[Article banquet this article version: V1.0 last modified: 2008.12.09 reprinted please indicate the original article link: http://blog.zyan.cc/post/#/]In July, I wrote an article titled Architecture Design for full-text retrieval (search engine) of tens of millions of data records based on sphsf-+ mysql. The former company's classification information search was
regularly update the database. The update cycle is usually about weeks or months. The larger the index database, the more difficult it is to update. there is too much information on the Internet. Even powerful collectors cannot collect all the information on the Internet. Therefore, the collector uses a certain search policy to traverse the Internet and download documents. For example, the collector gene
XML sitemaps-I personally think this isWordPressAll blogs are requiredSeo pluginTool. Although Google's XML site map generation tool is used, the XML-sitmap generated by the plug-in can also be read by search engines such as ask, MSN, and Yahoo.
For more site map tools, refer:SitemapTools-free site map generation tool and plug-in introduction, Google site map Generation Tool beta
Headspace2-this plug-i
.
Website ArchivesDownload
Website archives ("website time back machine" Wayback Machine)
Search engine page capture statisticsDownload
You can query the pages indexed by important search engines and compare them with five websites of the same type.
Google Update Check Too
How many pages are indexed on my site?
If you want to know how many pages are indexed on your site, perform a simple test first. Go to Google or other search engines you like and search for your company name. If the company name is a common name (such as AAA plumbing or Acme industries), then add the region (AAA plumbing Peoria) or the company's most famous product (ACME industries sheet metal ), check wh
Full-Text Search | index
Content Summary:
Lucene is a Java-based Full-text indexing kit.

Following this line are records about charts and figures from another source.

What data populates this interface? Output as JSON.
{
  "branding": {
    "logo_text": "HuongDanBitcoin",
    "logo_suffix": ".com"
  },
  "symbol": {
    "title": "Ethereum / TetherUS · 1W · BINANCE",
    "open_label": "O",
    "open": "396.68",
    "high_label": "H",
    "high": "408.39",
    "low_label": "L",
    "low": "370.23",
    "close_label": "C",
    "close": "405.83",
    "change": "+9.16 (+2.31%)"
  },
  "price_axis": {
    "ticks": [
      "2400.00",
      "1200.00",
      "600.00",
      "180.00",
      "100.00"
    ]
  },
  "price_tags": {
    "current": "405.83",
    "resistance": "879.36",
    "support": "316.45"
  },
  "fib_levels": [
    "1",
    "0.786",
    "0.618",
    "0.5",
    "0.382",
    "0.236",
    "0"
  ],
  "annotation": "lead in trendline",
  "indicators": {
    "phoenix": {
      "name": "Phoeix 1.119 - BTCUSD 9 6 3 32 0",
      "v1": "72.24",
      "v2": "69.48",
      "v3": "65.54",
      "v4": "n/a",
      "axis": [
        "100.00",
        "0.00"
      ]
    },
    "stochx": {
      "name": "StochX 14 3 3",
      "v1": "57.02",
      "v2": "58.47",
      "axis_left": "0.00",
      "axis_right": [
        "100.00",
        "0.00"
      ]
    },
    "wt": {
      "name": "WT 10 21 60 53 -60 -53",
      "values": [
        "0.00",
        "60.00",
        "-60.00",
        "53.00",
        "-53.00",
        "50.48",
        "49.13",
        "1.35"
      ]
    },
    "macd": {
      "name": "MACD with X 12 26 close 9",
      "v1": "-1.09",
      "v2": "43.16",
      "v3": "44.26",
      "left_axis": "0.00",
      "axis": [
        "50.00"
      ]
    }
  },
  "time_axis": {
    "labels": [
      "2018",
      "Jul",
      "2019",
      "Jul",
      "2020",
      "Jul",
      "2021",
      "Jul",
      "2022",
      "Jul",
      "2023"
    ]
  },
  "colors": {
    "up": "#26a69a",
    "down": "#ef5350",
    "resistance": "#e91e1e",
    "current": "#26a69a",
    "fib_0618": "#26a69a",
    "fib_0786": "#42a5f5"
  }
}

Java-based Full-text indexing engine Lucene Introduction: About the author and the History of Lucene
Implementation of full-text search: A comparison of luene Full-text indexes and database indexes
A brief introduction to the mechanism of Chinese word segmentation: A compar
achieve the page ranking, and I just for the registration of blog SEO need to know the knowledge. This article describes the content relative to the real search engine technology, is only fur , but the blog SEO is enough to use. I try to be the easiest way to understand and not design algorithms and esoteric theoretical knowledge.The working process of a search
another page, not only to avoid duplication of content, but also to reduce the resulting dead links. But one thing we need to be aware of is that you don't use 301 redirects for multiple degrees.
(v) correct use of Sitemap
If you want to include a better site, the search engine more friendly, Sitemap is a search engine
Php code example for recording search engine keywords
This article introduces a piece of code that uses php to record search engine keywords. it is a good reference for beginners.Use php to record search engine
Http://blog.csdn.net/sgivee/archive/2009/12/04/4938476.aspx
The main search engine site included submit entrance
Baidu submitted to the entrance: http://www.baidu.com/search/url_submit.htmlGoogle Google submitted to the Portal: Http://www.google.com/addurlYahoo Submission Portal: http://search.help.cn.yahoo.com/h4_4.htmlSohu Sogou Submit entrance: http://www.sog
The major SEO search engine spiders will continue to visit our site to crawl the content, will also consume a certain amount of site traffic, sometimes need to screen some spiders to visit our site. In fact, the commonly used search engine is so few, as long as in the robots file in a few commonly used
Search engine using FrontPage or auxiliary tools to make site search engine although very simple, but the steps are more cumbersome, suitable for the use of the webmaster operators. If the use of professional code to create search engines, in addition to the production site
First look at the spider list
Search engine
User-agent (included)
Whether PTR
Note
Google
Googlebot
√
Host IP Get domain name: googlebot.com primary Domain name
Baidu
Baiduspider
√
Host IP Get domain name: *.baidu.com or *.baidu.jp
Yahoo
Yahoo!
√
H
site.
* Link spam This problem is now seoer used by one of the commonly used means, the use of automatic mass blog, BBS, etc., so that can quickly obtain a large number of links, such practices are generally considered to be efficient and practical, that the search engine has no way to confirm the link is valid, but need to understand In China to do SEO, faced with the human intervention of Baidu, Yahoo!
The content source of this page is from Internet, which doesn't represent Alibaba Cloud's opinion;
products and services mentioned on that page don't have any relationship with Alibaba Cloud. If the
content of the page makes you feel confusing, please write us an email, we will handle the problem
within 5 days after receiving your email.
If you find any instances of plagiarism from the community, please send an email to:
info-contact@alibabacloud.com
and provide relevant evidence. A staff member will contact you within 5 working days.